Agricoltura sociale, nuova legge

agricoltura sociale

Volete aprire un agri-asilo o un agri-nido? Impegnarvi in una fattoria didattica? Avete un’idea ‘sociale’ e solidale del lavoro agricolo? Mettere in pratica i vostri progetti sarà più semplice con la nuova legge in tema di agricoltura sociale (la 141/15 del 18 agosto 2015) pubblicata in Gazzetta Ufficiale l’8 settembre.

Cosa cambia rispetto a prima? Innanzitutto viene introdotta una definizione precisa di agricoltura sociale affidandosi alla descrizione puntuale delle attività rientranti in questo ambito. Dunque oggi agricoltura sociale è:

  • inserimento socio-lavorativo di lavoratori disabili e lavoratori svantaggiati, persone svantaggiate e minori in età lavorativa inseriti in progetti di riabilitazione sociale;
  • prestazioni e servizi terapeutici anche attraverso l’ausilio di animali e la coltivazione delle piante;
  • prestazioni e attività sociali e di servizio per le comunità locali attraverso l’uso di risorse materiali e immateriali dell’agricoltura;
  • iniziative di educazione ambientale e alimentare, salvaguardia della biodiversità animale, anche attraverso l’organizzazione di fattorie sociali e fattorie didattiche.

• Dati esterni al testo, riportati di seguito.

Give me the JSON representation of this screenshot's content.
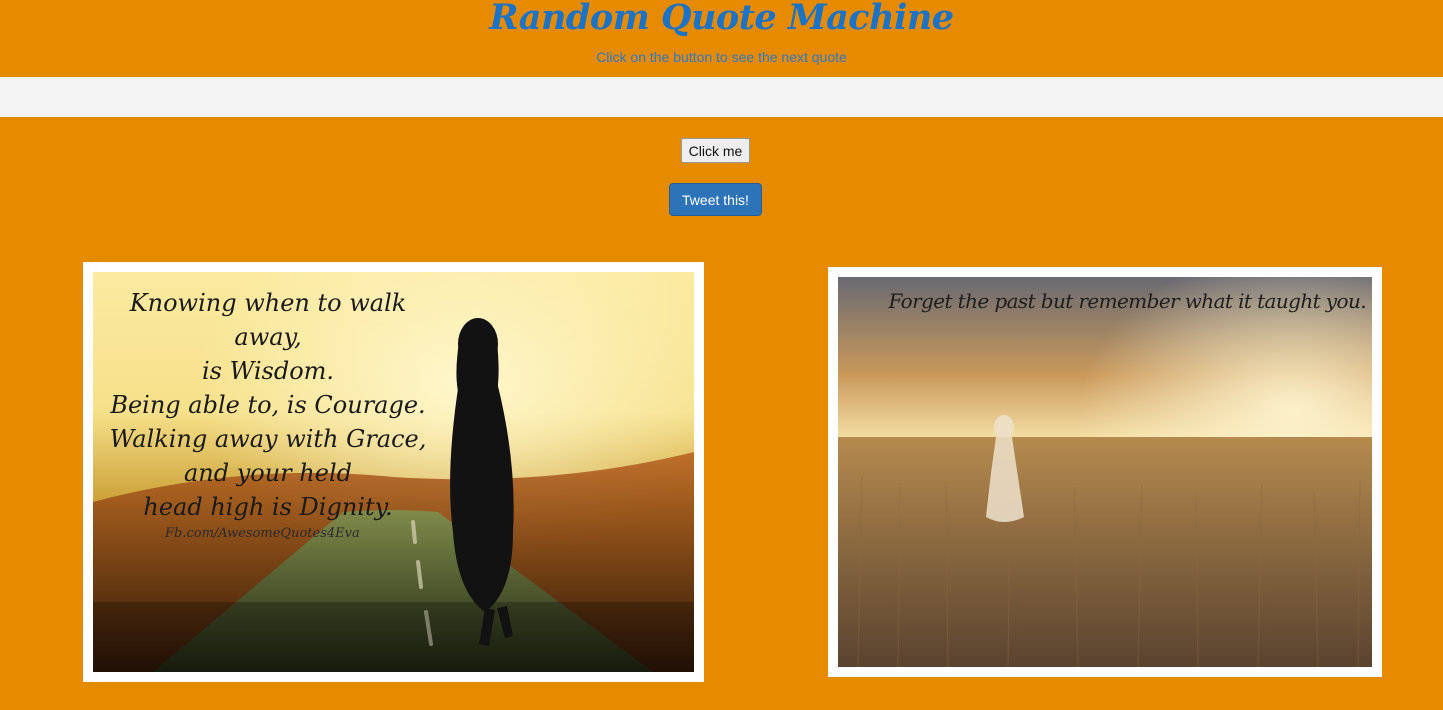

Ma la cosa più importante e positiva è che cambia l’attenzione verso il lavoro che migliaia di esperienze portano avanti ogni giorno sui territori di tutte le regioni italiane, finora con pochi o nessun aiuto. Per le aziende agricole multifunzionali è una grande opportunità sfruttabile su diversi fronti.

Per esempio, la sinergia tra obiettivi economici e responsabilità sociale insita nella nuova legge di agricoltura sociale consente alle istituzioni pubbliche che gestiscono mense in scuole e ospedali di privilegiare i prodotti agroalimentari provenienti da operatori di agricoltura sociale. Semplicemente inserendo questo requisito tra i criteri di priorità per l’assegnazione delle gare.

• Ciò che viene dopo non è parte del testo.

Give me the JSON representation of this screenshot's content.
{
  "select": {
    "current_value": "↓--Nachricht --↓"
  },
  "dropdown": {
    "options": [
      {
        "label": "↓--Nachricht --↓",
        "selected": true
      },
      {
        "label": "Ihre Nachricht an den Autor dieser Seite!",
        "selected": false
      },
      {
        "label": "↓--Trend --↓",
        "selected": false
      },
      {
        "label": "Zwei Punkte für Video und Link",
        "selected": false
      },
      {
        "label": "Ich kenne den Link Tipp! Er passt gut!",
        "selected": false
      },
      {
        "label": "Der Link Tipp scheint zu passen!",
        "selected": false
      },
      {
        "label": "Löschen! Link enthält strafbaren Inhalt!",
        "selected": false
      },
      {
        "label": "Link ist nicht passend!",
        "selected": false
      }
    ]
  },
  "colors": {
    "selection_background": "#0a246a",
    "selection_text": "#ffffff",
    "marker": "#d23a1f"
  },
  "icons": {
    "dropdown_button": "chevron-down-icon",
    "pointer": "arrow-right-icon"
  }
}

La corsia preferenziale per tutto ciò che è agricoltura sociale può valere anche nell’ambito delle procedure di alienazione e locazione dei terreni pubblici agricoli da parte degli enti pubblici territoriali. Questi ultimi saranno anche liberi di affidare agli operatori di agricoltura sociale i beni immobili confiscati alla criminalità organizzata. Mentre i Comuni possono prevedere misure specifiche di valorizzazione dei prodotti provenienti da agricoltura sociale nel commercio su aree pubbliche.

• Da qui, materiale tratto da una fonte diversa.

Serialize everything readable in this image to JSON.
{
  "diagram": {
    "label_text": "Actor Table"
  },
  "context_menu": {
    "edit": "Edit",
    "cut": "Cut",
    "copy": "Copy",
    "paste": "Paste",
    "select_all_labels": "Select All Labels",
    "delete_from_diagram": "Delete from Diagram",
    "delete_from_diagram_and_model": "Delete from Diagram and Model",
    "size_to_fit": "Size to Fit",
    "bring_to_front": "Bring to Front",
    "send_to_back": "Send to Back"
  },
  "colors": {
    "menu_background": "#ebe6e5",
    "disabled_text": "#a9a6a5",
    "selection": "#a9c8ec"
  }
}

L’impresa agricola diventa un’impresa multifunzionale, agricola e sociale assieme. Votata alla difesa del territorio ma anche a riabilitazione e inclusione delle persone. E le Regioni, nell’ambito dei Piani di Sviluppo Rurale, possono promuovere programmi specifici per favorire la multifunzionalità. Con particolare riguardo alla progettazione integrata territoriale e allo sviluppo di agricoltura sociale.

A chi spetta il compito di monitorare l’andamento delle cose? A questo scopo, dice la nuova legge, viene istituito l’Osservatorio di agricoltura sociale. A nominarlo sarà il Ministero delle politiche agricole alimentari e forestali. Speriamo presto. Speriamo bene.